As you can see, the business side is completely intact and it's covered in the lovely patina only the passage of time can bestow. It lived here on my back deck under the eaves for a few months until I began my kitchen redesign (blog post to follow on that project as well). I did lots of Googling on re purposed ladders and there are many great ideas out there, but none of them, I decided, were going to quite work for me. I considered suspending it from the ceiling "long ways" to use as a pot rack and then balancing it atop the cabinets across my galley kitchen (which I was convinced was a stroke of freaking genius and kind of still am) until it proved just that much too short to bridge the span. I was persuaded knocking off some of the useless back back parts and nailing them to either the top or bottom to make up the difference in the span was not a good plan either.

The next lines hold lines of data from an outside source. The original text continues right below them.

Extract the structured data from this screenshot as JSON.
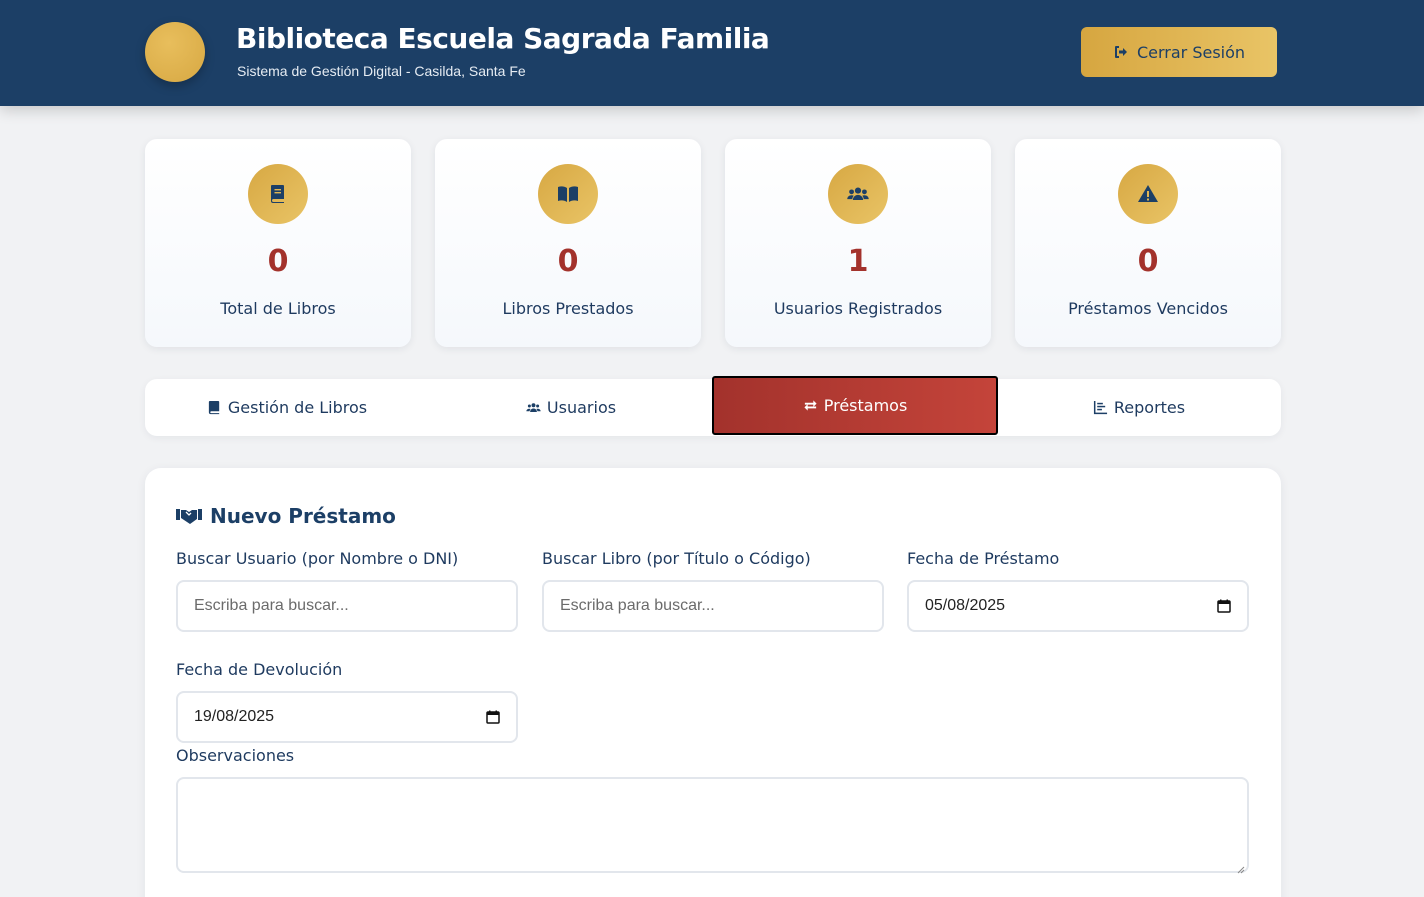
{
  "header": {
    "title": "Biblioteca Escuela Sagrada Familia",
    "subtitle": "Sistema de Gestión Digital - Casilda, Santa Fe",
    "logout_label": "Cerrar Sesión"
  },
  "stats": [
    {
      "value": "0",
      "label": "Total de Libros",
      "icon": "book-icon"
    },
    {
      "value": "0",
      "label": "Libros Prestados",
      "icon": "open-book-icon"
    },
    {
      "value": "1",
      "label": "Usuarios Registrados",
      "icon": "users-icon"
    },
    {
      "value": "0",
      "label": "Préstamos Vencidos",
      "icon": "warning-icon"
    }
  ],
  "tabs": [
    {
      "label": "Gestión de Libros",
      "icon": "book-icon"
    },
    {
      "label": "Usuarios",
      "icon": "users-icon"
    },
    {
      "label": "Préstamos",
      "icon": "exchange-icon",
      "active": true
    },
    {
      "label": "Reportes",
      "icon": "chart-icon"
    }
  ],
  "form": {
    "title": "Nuevo Préstamo",
    "user_search": {
      "label": "Buscar Usuario (por Nombre o DNI)",
      "placeholder": "Escriba para buscar..."
    },
    "book_search": {
      "label": "Buscar Libro (por Título o Código)",
      "placeholder": "Escriba para buscar..."
    },
    "loan_date": {
      "label": "Fecha de Préstamo",
      "value": "05/08/2025"
    },
    "return_date": {
      "label": "Fecha de Devolución",
      "value": "19/08/2025"
    },
    "notes": {
      "label": "Observaciones",
      "value": ""
    }
  },
  "colors": {
    "header_bg": "#1c3f66",
    "accent_gold": "#d7a843",
    "accent_red": "#a3322c",
    "text_navy": "#1e3a5f"
  }
}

When the installation of a built-in microwave freed up some real estate at the end of the kitchen counter, a kind of in-between spot, it occurred to me that the ladder would likely be a perfect fit in the space and so I retrieved it from the deck and leaned it there. It absolutely sang to me.
I began to have ideas.
Work continued on the kitchen: painting, painting painting. One thing I always seem to be struggling with is where to put wine (not that it lasts all that long around here once purchased) and I have lots of cookbooks that never see the light of day. In addition, I needed to free up more cabinet space (don't we all?).
From there, all it took was a lot of cursing, a little sawing and screwing, and one spectacularly shattered bottle of Chardonnay until I had myself a practical treasure:
I wish the photo were less back lit but--new rule!--we're going with content over nitpicking perfectionism for a while. The ladder is now mounted to the wall at the top with metal L-brackets. The useless back was broken off and some of the pieces re purposed and screwed to the wall to act as backstops to "catch" the bottoms of the wine bottles:
Perhaps most practically gratifying was engineering a way (at no cost, by the way) to store wine glasses here and free up some really valuable cabinet space. The metal wine glass holder was slid from the cabinet shelf and rigged onto the ladder by taking advantage of one of the ladder's existing elements--a metal rod that runs beneath each rung:
Wire was added on each side in the back (visible at left and over the glasses) to assist with bearing the weight and and make the rack level:
The rack can now accommodate on the ladder the same dozen glasses that were formerly held within a cabinet. The two bottom shelves can hold up to a dozen bottles of wine and believe me when I say it is my dream to need that much wine storage space at some point.
The two top rungs--now shelves--are devoted to cookbooks, obviously, though this still isn't all of them:
Nigella gets a shelf all to herself because she's far too fabulous to be expected to share.
All in all, probably my favorite project ever for both practical and sentimental reasons and the way the two converge so seamlessly. While we aren't sweating the poorly lit photos, they really don't do the ladder justice and I can honestly say nobody walks in my kitchen for the first time without inquiring about it, where it came from, etc. As projects go, it's a pretty simple one and I'm always walking away (with difficulty) from vintage ladders for sale at consignment shops and for not that much money either. The wire, L-brackets, and wire wine glass rack can all be had for less than $15.
If you're looking for a project and a simple kitchen storage solution, this is a great little project to get your feet wet on.
(And, hello, TWO posts in as many days from me? I rock. Just ask me.)